Este fato reforça, quão urgente e necessário se faz reascender a responsabilidade em relação a natureza. Trata-se de uma responsabilidade moral, a qual ultrapassa as normas dos direitos e deveres. É uma “responsabilidade coletiva” que somente tem possibilidade de acontecer se houver uma “consciência universal”, sendo este o único caminho que pode por freios a enlouquecida corrida tecno-cientifica e proporcionar às gerações futuras um ecossistema equilibrado e harmônico.

Também, aprendi neste curso com o professor Amarildo Ferrari que: se colocarmos o cuidado como central em nossas vidas e permitirmos o sentimento acontecer haveremos de potencializar a solidariedade com a humanidade e as gerações futuras. Nesse sentido, cita Leonardo Boff, reafirmando sua crença na Ética da responsabilidade como forma solidária de exercer o cuidado com os demais seres da natureza. Esta re-ligação é a linha mestra que conduz a uma relação fraterna entre os seres, permitindo ao ser humano entender-se como parte da criação e construtor de um universo equilibrado e sem falsos moralismos.

É nesse contexto que situamos o gesto fraterno de Dom Luiz Flávio Cappio,OFM, bispo de Barra, interior da Bahia que iniciou em 26/09 próximo passado, greve de fome para tentar impedir a implantação do projeto de transposição do Rio São Francisco, escolhendo para sua permanência uma capela próxima ao Rio e da cidade de Cabrobó, em Pernambuco, região na qual o Governo pretende “construir uma das tomadas de água” para a transposição do que lhe resta , considerando que o São Francisco já teve vazões de mais de 15.000 metros cúbicos por segundo e hoje é de pouco mais de 2.000 , precisando urgentemente de um processo de revitalização.

Com uma referência ao “nome de Jesus Ressuscitado que vence a morte pela Vida plena” inicia sua declaração, a qual foi registrada em cartório e encaminhada por carta ao Presidente Lula, onde expõe as razões de seu ato caso não haja uma reversão da decisão governamental.

Sua carta, constituí-se em verdadeiro exemplo do que aprendi durante o Curso que ora se encerra, razão pela qual entendo oportuno inseri-la neste trabalho.

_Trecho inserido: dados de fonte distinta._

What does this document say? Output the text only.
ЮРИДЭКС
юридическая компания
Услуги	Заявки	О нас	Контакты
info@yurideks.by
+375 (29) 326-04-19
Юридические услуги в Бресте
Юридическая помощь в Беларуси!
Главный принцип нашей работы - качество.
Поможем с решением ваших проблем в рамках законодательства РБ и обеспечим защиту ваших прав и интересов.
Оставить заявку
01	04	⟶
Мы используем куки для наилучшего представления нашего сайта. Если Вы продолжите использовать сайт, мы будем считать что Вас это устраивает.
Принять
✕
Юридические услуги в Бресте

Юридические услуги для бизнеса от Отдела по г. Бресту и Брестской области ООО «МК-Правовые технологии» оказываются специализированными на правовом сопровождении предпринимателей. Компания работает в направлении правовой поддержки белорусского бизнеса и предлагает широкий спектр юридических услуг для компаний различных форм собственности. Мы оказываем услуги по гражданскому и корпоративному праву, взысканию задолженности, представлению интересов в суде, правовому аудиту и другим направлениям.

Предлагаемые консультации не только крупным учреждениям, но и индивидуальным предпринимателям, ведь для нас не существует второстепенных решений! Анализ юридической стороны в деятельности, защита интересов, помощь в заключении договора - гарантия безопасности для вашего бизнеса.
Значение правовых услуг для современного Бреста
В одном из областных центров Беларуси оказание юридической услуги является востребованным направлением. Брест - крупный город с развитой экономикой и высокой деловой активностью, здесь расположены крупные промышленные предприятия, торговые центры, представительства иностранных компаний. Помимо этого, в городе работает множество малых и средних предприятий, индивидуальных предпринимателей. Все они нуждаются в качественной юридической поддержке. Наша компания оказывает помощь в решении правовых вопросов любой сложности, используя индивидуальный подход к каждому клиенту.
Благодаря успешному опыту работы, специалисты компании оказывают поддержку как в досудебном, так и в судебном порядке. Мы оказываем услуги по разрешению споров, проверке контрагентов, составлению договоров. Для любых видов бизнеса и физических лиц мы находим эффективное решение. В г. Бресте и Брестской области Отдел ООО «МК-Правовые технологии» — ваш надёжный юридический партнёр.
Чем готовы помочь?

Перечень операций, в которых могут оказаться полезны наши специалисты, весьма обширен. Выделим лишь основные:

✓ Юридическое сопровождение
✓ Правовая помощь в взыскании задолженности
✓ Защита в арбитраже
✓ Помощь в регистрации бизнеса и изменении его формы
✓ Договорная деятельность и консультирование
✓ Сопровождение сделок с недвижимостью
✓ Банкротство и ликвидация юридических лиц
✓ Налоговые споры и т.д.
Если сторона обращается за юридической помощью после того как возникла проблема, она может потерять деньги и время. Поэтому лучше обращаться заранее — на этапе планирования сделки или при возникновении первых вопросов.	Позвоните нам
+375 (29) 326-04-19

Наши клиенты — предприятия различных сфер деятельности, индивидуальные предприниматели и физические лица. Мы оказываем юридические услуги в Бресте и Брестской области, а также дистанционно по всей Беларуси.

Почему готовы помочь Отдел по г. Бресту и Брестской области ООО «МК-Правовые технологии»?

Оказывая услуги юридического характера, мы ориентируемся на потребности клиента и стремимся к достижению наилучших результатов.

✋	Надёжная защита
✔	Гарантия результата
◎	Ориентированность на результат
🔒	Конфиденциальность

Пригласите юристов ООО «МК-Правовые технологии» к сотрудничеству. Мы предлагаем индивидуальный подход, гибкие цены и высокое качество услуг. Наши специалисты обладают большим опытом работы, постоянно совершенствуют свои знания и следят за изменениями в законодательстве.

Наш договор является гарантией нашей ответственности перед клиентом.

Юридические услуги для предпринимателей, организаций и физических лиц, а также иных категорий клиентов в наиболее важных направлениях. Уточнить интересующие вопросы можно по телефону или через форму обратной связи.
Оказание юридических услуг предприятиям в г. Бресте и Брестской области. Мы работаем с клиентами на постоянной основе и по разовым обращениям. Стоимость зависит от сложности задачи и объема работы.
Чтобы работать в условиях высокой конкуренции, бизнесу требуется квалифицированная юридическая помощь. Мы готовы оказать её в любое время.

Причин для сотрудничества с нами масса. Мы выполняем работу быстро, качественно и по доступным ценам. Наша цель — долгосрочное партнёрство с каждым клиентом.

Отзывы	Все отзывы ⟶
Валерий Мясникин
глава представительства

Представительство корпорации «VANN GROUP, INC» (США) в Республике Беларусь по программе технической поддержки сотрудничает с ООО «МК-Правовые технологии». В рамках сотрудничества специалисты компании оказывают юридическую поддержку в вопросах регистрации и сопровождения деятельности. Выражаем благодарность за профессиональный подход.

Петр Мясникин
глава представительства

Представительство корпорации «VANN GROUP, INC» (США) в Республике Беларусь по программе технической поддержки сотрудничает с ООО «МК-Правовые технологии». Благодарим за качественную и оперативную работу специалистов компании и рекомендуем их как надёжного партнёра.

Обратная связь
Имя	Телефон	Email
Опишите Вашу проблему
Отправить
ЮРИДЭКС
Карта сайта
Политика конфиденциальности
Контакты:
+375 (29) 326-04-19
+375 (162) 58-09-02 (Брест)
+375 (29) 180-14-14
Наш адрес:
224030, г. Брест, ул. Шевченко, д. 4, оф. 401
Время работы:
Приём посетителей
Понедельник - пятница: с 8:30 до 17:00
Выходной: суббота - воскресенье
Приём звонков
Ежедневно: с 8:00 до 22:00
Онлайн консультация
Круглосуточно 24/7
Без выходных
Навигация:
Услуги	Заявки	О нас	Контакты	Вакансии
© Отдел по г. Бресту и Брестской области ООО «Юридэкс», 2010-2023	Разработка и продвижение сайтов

Barra, 26 de setembro de 2005
Senhor Presidente

Paz e Bem!

Quem lhe escreve é Dom Frei Luiz Flávio Cappio, OFM, bispo diocesano de
Barra,naBahia.
Tive a oportunidade de conhecê-lo por ocasião da passagem do senhor por Bom
Jesus da Lapa, na Caravana da Cidadania pelo São Francisco, em 1994. Isto
aconteceu pouco tempo depois que fizemos uma Peregrinação pelo Rio São
Francisco, da nascente à foz, com objetivo de conscientizar o povo
ribeirinho sobre a importância do rio para a vida de todos e a necessidade
de preservá-lo.
Fui-lhe apresentado por meu professor de teologia, Frei Leonardo Boff.
Sempre fui seu admirador. Participei ativamente em todas as campanhas
eleitorais do PT, alimentando o sonho de ver o povo no poder.
Desde que o Governo Fernando Henrique apresentou a proposta de transposição
do Rio São Francisco, fomos críticos acirrados deste projeto. Desde então
acentuamos a necessidade urgente de revitalização do rio e de ações que
garantam o verdadeiro desenvolvimento para as populações pobres do nordeste:
uma política de convivência com o semi-árido, para todos, próximos e
distantes do rio.
Esperávamos do senhor um apoio maior em favor da vida do rio e do seu povo.
Esperávamos que, diante de tantos e consistentes questionamentos de ordem
política, ambiental, econômica e jurídica, o governo revisse sua disposição
de levar a cabo este projeto que carece de verdade e de transparência.
Quando cessa o entendimento e a razão, a loucura fala mais alto. Em meu
gesto não existe nenhuma atitude anti-Lula neste momento delicado da vida
nacional.
Pelo contrário. Quem sabe seja uma maneira extrema de ajudá-lo a entender
pelo coração aquilo que a razão não alcança.
Tenha certeza é um profundo testemunho de amor a vida.
Minha vida está em suas mãos.
Receba minha saudação fraterna e amiga.
Dom Frei Luiz Flávio Cappio,OFM”

Espero, que nós brasileiros sejamos solidários e saibamos nos unir a essa voz que com coragem , isto é, agindo com o coração, está sabendo demonstrar que a dimensão fraterna de seu gesto se realiza no nível do sentimento e não da razão.